McCormick’s idea was to form diamonds into knife-like shapes that could cut a sample into a layer smaller than a micron, while scanning the sample by illuminating it with light passing through the diamond. The vision behind 3Scan was born.

It took a few more years for the company to form. McCormick, who was also the founding director of the Brain Network Lab at A&M, where the KESM technology was developed, passed away in 2007 as he neared his 80s. It was before he could put the technology into practice, Huffman said.

Knowing the university still held the patent for the technology of KESM, Huffman returned to A&M and licensed it. “It’s something we need to do to move biology forward,” Huffman said.

He founded 3Scan with COO Megan Kilmen in 2011.

3Scan had good timing. Breakout Labs, a philanthropic, science-focused organization that funds early stage companies with up to $350,000, opened in November 2011. It was created by the Thiel Foundation, whose namesake, Peter Thiel, is the famed first outside investor in Facebook, the co-founder of PayPal, and an all around investment guru.

Breakout Labs funded 3Scan in April 2012.

Now, with another round of funding under his belt, Huffman is building the business. While the device can already produce 3D images in grayscale, 3Scan is working on adding color images, including fluorescent images, to its repertoire. The latter could be particularly useful for pharmaceutical companies that transgenically modify cells to produce a fluorescent protein when the cell becomes cancerous, Huffman said.

3Scan does almost everything, from engineering to the machining of metal, in-house.

Though the company may sell some of the machines to very large research laboratories, its operations are largely on a service model, Huffman said.
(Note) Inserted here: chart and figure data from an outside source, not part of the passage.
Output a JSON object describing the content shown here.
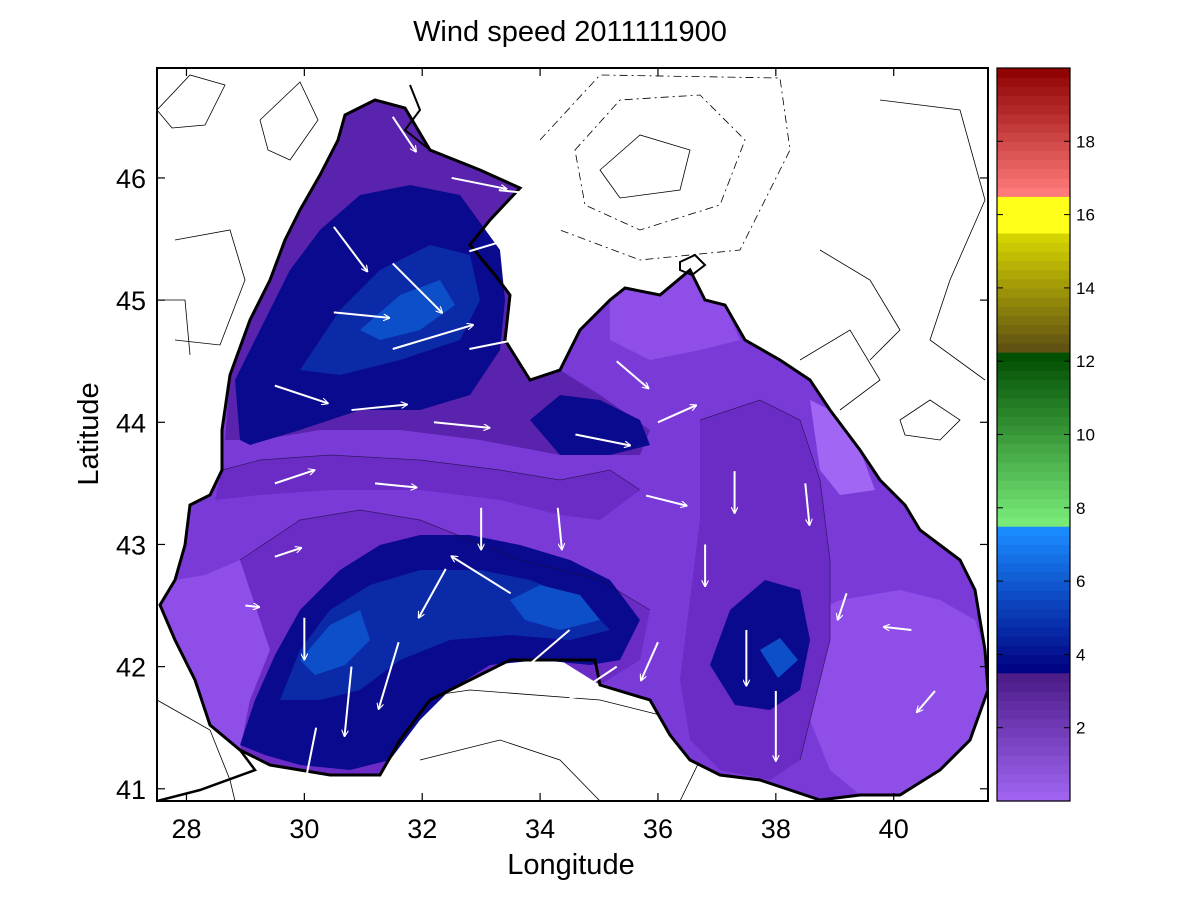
{
  "chart_data": {
    "type": "heatmap",
    "title": "Wind speed 2011111900",
    "xlabel": "Longitude",
    "ylabel": "Latitude",
    "xlim": [
      27.5,
      41.6
    ],
    "ylim": [
      40.9,
      46.9
    ],
    "xticks": [
      28,
      30,
      32,
      34,
      36,
      38,
      40
    ],
    "yticks": [
      41,
      42,
      43,
      44,
      45,
      46
    ],
    "grid": false,
    "colorbar": {
      "range": [
        0,
        20
      ],
      "ticks": [
        2,
        4,
        6,
        8,
        10,
        12,
        14,
        16,
        18
      ],
      "colors": {
        "purple_low": "#a266f4",
        "purple_high": "#4a1a86",
        "blue_low": "#000080",
        "blue_high": "#1a8cff",
        "green_low": "#7ef27e",
        "green_high": "#004d00",
        "olive_low": "#5a4a12",
        "olive_high": "#d8d800",
        "yellow": "#ffff1a",
        "red_low": "#ff7a7a",
        "red_high": "#8c0000"
      }
    },
    "land_color": "#ffffff",
    "coastline_color": "#000000",
    "arrow_color": "#ffffff",
    "vectors": [
      {
        "lon": 31.5,
        "lat": 46.5,
        "u": 0.6,
        "v": -0.9,
        "speed": 3
      },
      {
        "lon": 32.5,
        "lat": 46.0,
        "u": 1.0,
        "v": -0.2,
        "speed": 4
      },
      {
        "lon": 33.3,
        "lat": 45.9,
        "u": 1.0,
        "v": -0.1,
        "speed": 4
      },
      {
        "lon": 30.5,
        "lat": 45.6,
        "u": 0.6,
        "v": -0.8,
        "speed": 4
      },
      {
        "lon": 31.5,
        "lat": 45.3,
        "u": 0.7,
        "v": -0.7,
        "speed": 5
      },
      {
        "lon": 32.8,
        "lat": 45.4,
        "u": 1.0,
        "v": 0.3,
        "speed": 5
      },
      {
        "lon": 30.5,
        "lat": 44.9,
        "u": 1.0,
        "v": -0.1,
        "speed": 4
      },
      {
        "lon": 31.5,
        "lat": 44.6,
        "u": 1.0,
        "v": 0.3,
        "speed": 6
      },
      {
        "lon": 32.8,
        "lat": 44.6,
        "u": 1.0,
        "v": 0.2,
        "speed": 5
      },
      {
        "lon": 29.5,
        "lat": 44.3,
        "u": 0.9,
        "v": -0.3,
        "speed": 4
      },
      {
        "lon": 30.8,
        "lat": 44.1,
        "u": 1.0,
        "v": 0.1,
        "speed": 4
      },
      {
        "lon": 32.2,
        "lat": 44.0,
        "u": 1.0,
        "v": -0.1,
        "speed": 4
      },
      {
        "lon": 34.6,
        "lat": 43.9,
        "u": 1.0,
        "v": -0.2,
        "speed": 4
      },
      {
        "lon": 36.0,
        "lat": 44.0,
        "u": 0.9,
        "v": 0.4,
        "speed": 3
      },
      {
        "lon": 35.3,
        "lat": 44.5,
        "u": 0.7,
        "v": -0.6,
        "speed": 3
      },
      {
        "lon": 29.5,
        "lat": 43.5,
        "u": 0.9,
        "v": 0.3,
        "speed": 3
      },
      {
        "lon": 31.2,
        "lat": 43.5,
        "u": 1.0,
        "v": -0.1,
        "speed": 3
      },
      {
        "lon": 33.0,
        "lat": 43.3,
        "u": 0.0,
        "v": -1.0,
        "speed": 3
      },
      {
        "lon": 34.3,
        "lat": 43.3,
        "u": 0.1,
        "v": -1.0,
        "speed": 3
      },
      {
        "lon": 35.8,
        "lat": 43.4,
        "u": 0.8,
        "v": -0.2,
        "speed": 3
      },
      {
        "lon": 29.5,
        "lat": 42.9,
        "u": 0.9,
        "v": 0.3,
        "speed": 2
      },
      {
        "lon": 30.0,
        "lat": 42.4,
        "u": 0.0,
        "v": -1.0,
        "speed": 3
      },
      {
        "lon": 30.8,
        "lat": 42.0,
        "u": -0.1,
        "v": -1.0,
        "speed": 5
      },
      {
        "lon": 31.6,
        "lat": 42.2,
        "u": -0.3,
        "v": -1.0,
        "speed": 5
      },
      {
        "lon": 32.4,
        "lat": 42.8,
        "u": -0.5,
        "v": -0.9,
        "speed": 4
      },
      {
        "lon": 33.5,
        "lat": 42.6,
        "u": -0.8,
        "v": 0.5,
        "speed": 5
      },
      {
        "lon": 34.5,
        "lat": 42.3,
        "u": -0.7,
        "v": -0.6,
        "speed": 6
      },
      {
        "lon": 35.3,
        "lat": 42.0,
        "u": -0.6,
        "v": -0.4,
        "speed": 4
      },
      {
        "lon": 36.0,
        "lat": 42.2,
        "u": -0.4,
        "v": -0.9,
        "speed": 3
      },
      {
        "lon": 36.8,
        "lat": 43.0,
        "u": 0.0,
        "v": -1.0,
        "speed": 3
      },
      {
        "lon": 37.5,
        "lat": 42.3,
        "u": 0.0,
        "v": -1.0,
        "speed": 4
      },
      {
        "lon": 38.0,
        "lat": 41.8,
        "u": 0.0,
        "v": -1.0,
        "speed": 5
      },
      {
        "lon": 37.3,
        "lat": 43.6,
        "u": 0.0,
        "v": -1.0,
        "speed": 3
      },
      {
        "lon": 38.5,
        "lat": 43.5,
        "u": 0.1,
        "v": -1.0,
        "speed": 3
      },
      {
        "lon": 39.2,
        "lat": 42.6,
        "u": -0.3,
        "v": -0.9,
        "speed": 2
      },
      {
        "lon": 40.3,
        "lat": 42.3,
        "u": -0.9,
        "v": 0.1,
        "speed": 2
      },
      {
        "lon": 40.7,
        "lat": 41.8,
        "u": -0.6,
        "v": -0.7,
        "speed": 2
      },
      {
        "lon": 30.2,
        "lat": 41.5,
        "u": -0.2,
        "v": -1.0,
        "speed": 4
      },
      {
        "lon": 29.0,
        "lat": 42.5,
        "u": 0.9,
        "v": -0.1,
        "speed": 1
      },
      {
        "lon": 33.6,
        "lat": 41.6,
        "u": -0.9,
        "v": -0.4,
        "speed": 3
      }
    ]
  }
}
The vast amount of data that comes from imaging a sample—3Scan processes terabytes per day—makes it unrealistic for most research labs to own, he said.

The Brain Networks Lab at A&M and Kettering University in Flint, MI, are among the clients 3Scan has landed so far. DARPA, the Defense Advanced Research Projects Agency, was its first customer with a $30,000 project. 3Scan has won multiple six-figure contracts, Huffman said, declining to provide further detail about the company’s finances.

For now the 3Scan device is exclusively used as a research tool, but it’s possible that it could eventually be used for diagnostics as well, Huffman said. That possibility is a few years down the road, he said.

Another round of funding is in the plans, too, though there is “nothing immediately coming up,” Huffman said. Huffman recently brought 3Scan’s employee count to 11, after adding an expert in light microscopy and an algorithm designer for the device’s computations. He also added a front office manager to help keep his engineers happy.

“Well-fed, caffeinated engineers are 30 percent more effective,” Huffman joked.